Relative to most organs, the brain has very limited regenerative potential. But within it, a population of immature cells persists in adulthood, suggesting that it, too, possesses an innate ability to repair itself. These cells are termed neural stem cells and are considered immature because they have not fulfilled their developmental options; instead, they have maintained their ability to proliferate, and have kept open their options to mature into any one of the main cell types of the brain (neurons, astrocytes, or oligodendrocytes).

In mammals, adult neural stem cells were first discovered in two small areas of the rodent brain, the subventricular zone, and the dentate gyrus of the hippocampus. In these areas, neural stem cells are able to proliferate and some of the new cells mature to become neurons. This may be a mechanism to provide new neurons throughout the lifespan of the animal in areas that are involved with olfaction, learning, and memory [all experience-based processes with a need to register information].

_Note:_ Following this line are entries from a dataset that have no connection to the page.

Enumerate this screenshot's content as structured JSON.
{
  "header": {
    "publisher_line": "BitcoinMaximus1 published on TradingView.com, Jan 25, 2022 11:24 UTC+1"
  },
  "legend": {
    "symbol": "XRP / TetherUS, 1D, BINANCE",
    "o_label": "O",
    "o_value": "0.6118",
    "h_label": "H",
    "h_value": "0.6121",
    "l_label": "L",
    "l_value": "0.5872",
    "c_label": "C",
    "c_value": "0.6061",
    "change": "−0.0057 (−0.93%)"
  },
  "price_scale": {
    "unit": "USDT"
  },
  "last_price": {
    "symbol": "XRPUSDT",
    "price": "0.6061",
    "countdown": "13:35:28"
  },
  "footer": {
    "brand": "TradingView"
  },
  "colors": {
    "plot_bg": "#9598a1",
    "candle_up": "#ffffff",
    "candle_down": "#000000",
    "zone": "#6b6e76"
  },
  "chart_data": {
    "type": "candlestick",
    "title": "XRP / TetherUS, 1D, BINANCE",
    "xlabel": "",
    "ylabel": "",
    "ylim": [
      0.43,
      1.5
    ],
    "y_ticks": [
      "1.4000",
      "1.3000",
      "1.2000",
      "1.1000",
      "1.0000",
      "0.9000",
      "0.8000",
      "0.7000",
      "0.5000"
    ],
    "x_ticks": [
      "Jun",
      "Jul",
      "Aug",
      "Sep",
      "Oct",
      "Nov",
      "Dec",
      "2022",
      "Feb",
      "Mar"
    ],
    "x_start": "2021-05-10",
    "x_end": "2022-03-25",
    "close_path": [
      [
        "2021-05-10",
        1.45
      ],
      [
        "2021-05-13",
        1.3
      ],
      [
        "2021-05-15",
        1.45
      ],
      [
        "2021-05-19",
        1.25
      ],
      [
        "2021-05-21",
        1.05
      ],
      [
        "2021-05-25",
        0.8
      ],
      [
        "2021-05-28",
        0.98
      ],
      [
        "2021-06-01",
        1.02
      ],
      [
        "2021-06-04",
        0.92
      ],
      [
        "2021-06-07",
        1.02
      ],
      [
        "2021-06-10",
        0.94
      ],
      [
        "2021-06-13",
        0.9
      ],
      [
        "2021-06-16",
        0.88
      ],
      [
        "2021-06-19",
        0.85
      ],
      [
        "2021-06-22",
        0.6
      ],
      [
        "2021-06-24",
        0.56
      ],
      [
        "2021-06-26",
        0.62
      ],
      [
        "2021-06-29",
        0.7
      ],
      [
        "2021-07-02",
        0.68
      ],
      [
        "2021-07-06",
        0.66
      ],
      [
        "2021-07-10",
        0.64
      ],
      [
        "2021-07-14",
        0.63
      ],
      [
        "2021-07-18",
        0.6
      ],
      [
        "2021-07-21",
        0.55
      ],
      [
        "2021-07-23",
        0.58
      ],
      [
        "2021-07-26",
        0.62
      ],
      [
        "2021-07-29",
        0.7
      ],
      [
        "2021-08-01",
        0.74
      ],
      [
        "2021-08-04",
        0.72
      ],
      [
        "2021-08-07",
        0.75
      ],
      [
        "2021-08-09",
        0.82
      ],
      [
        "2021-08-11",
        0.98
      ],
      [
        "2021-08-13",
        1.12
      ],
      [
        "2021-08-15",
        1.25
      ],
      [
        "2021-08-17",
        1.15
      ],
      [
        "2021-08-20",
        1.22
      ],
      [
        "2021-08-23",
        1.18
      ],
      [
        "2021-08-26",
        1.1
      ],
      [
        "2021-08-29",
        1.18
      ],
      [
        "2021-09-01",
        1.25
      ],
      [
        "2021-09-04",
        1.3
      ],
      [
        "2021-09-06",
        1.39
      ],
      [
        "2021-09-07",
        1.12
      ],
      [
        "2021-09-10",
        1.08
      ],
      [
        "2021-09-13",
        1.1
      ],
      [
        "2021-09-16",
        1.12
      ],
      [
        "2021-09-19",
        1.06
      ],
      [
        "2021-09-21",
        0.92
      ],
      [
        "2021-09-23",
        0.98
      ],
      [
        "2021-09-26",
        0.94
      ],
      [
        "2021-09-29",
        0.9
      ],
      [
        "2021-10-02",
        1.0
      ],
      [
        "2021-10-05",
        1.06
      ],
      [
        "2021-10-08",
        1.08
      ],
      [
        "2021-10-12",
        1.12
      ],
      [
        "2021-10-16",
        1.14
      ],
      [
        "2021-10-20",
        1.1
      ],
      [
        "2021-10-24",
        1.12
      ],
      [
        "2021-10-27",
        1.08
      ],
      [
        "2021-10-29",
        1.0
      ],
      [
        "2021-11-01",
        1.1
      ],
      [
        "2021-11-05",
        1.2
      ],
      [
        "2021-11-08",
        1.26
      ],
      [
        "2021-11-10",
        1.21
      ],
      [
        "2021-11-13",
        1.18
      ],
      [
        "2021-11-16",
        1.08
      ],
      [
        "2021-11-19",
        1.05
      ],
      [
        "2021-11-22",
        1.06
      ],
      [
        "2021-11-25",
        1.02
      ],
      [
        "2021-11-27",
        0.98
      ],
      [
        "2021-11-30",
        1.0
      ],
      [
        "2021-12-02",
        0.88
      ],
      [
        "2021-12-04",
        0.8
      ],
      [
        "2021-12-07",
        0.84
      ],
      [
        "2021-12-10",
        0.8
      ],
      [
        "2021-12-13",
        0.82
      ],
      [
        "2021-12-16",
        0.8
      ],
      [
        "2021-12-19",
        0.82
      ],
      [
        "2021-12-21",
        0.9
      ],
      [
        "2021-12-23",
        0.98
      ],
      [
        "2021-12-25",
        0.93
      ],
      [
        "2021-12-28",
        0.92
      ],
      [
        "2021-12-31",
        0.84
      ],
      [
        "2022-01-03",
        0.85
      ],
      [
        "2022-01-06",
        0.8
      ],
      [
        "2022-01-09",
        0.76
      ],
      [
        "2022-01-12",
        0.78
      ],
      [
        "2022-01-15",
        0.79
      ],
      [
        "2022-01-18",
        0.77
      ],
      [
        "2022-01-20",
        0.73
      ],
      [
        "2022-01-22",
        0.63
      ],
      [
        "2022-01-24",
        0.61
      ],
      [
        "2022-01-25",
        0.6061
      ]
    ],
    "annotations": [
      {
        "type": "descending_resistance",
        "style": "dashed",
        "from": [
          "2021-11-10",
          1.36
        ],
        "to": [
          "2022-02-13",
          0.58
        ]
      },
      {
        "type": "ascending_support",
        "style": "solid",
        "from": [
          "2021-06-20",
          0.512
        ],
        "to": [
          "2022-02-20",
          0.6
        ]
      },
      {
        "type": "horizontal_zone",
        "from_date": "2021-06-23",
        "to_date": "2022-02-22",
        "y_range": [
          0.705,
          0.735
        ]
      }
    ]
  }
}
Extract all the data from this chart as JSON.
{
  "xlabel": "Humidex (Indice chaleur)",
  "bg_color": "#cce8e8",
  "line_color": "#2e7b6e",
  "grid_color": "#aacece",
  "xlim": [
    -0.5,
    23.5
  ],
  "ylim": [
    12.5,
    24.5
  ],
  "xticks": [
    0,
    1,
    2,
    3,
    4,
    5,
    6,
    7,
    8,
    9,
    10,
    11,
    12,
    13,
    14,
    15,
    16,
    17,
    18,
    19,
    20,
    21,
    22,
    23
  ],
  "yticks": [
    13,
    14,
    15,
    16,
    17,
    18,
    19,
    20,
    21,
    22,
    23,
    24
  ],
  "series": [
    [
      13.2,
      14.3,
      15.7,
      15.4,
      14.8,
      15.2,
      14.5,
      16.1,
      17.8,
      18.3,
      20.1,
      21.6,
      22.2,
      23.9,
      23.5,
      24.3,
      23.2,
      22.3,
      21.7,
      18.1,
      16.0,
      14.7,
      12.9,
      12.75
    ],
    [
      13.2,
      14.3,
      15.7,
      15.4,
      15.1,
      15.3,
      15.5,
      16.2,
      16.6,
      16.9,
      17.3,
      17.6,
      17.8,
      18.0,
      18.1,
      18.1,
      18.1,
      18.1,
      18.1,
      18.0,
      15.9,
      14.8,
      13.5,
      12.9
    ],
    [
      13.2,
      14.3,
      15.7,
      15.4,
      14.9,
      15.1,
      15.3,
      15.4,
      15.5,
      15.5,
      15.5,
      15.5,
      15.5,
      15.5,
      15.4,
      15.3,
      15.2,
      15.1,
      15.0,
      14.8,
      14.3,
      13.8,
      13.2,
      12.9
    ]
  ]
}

But we recently showed that in the adult brain and spinal cord, neural stem cells are plentiful and widespread. We address the question of their function to understand how they can be coaxed to help in disease. To do so, we study the mechanisms that regulate stem cell survival and proliferation, and as a consequence, their numbers. We have discovered that these cells use biochemical pathways in distinct ways than most mature cell types in the body, and we have found pharmacological means to regulate their numbers. This has provided a tool to study their role in the context of neurodegenerative diseases such as Parkinson’s disease, and brain insults such as ischemic stroke.

We found that a variety of treatments that increase the numbers of these cells result in the dramatic rescue of neurons that would otherwise die due to disease. We think this is because neural stem cells physically associate with neurons and produce factors that support their survival. Our results show that great benefits can be achieved by targeting the endogenous population of neural stem cells, and encouraging them to protect injured neurons. We are investigating how these mechanisms may be applied to other degenerative disorders like Amyotrophic Lateral Sclerosis (also known as Lou Gehrig’s disease).

Our efforts are focused on uncovering additional facets of the signals that regulate neural stem cells in order to devise new treatments, including ones that can be used clinically. This requires basic research into the mechanisms that control stem cell survival and proliferation. For example, we recently showed that cholera toxin, which regulates a number of cellular functions also regulates the biochemical pathways we previously discovered and greatly increases stem cell numbers in culture. We then apply our findings in models of degenerative disease. We aim to develop therapeutic strategies that stop the degeneration of tissues and not merely treat symptoms.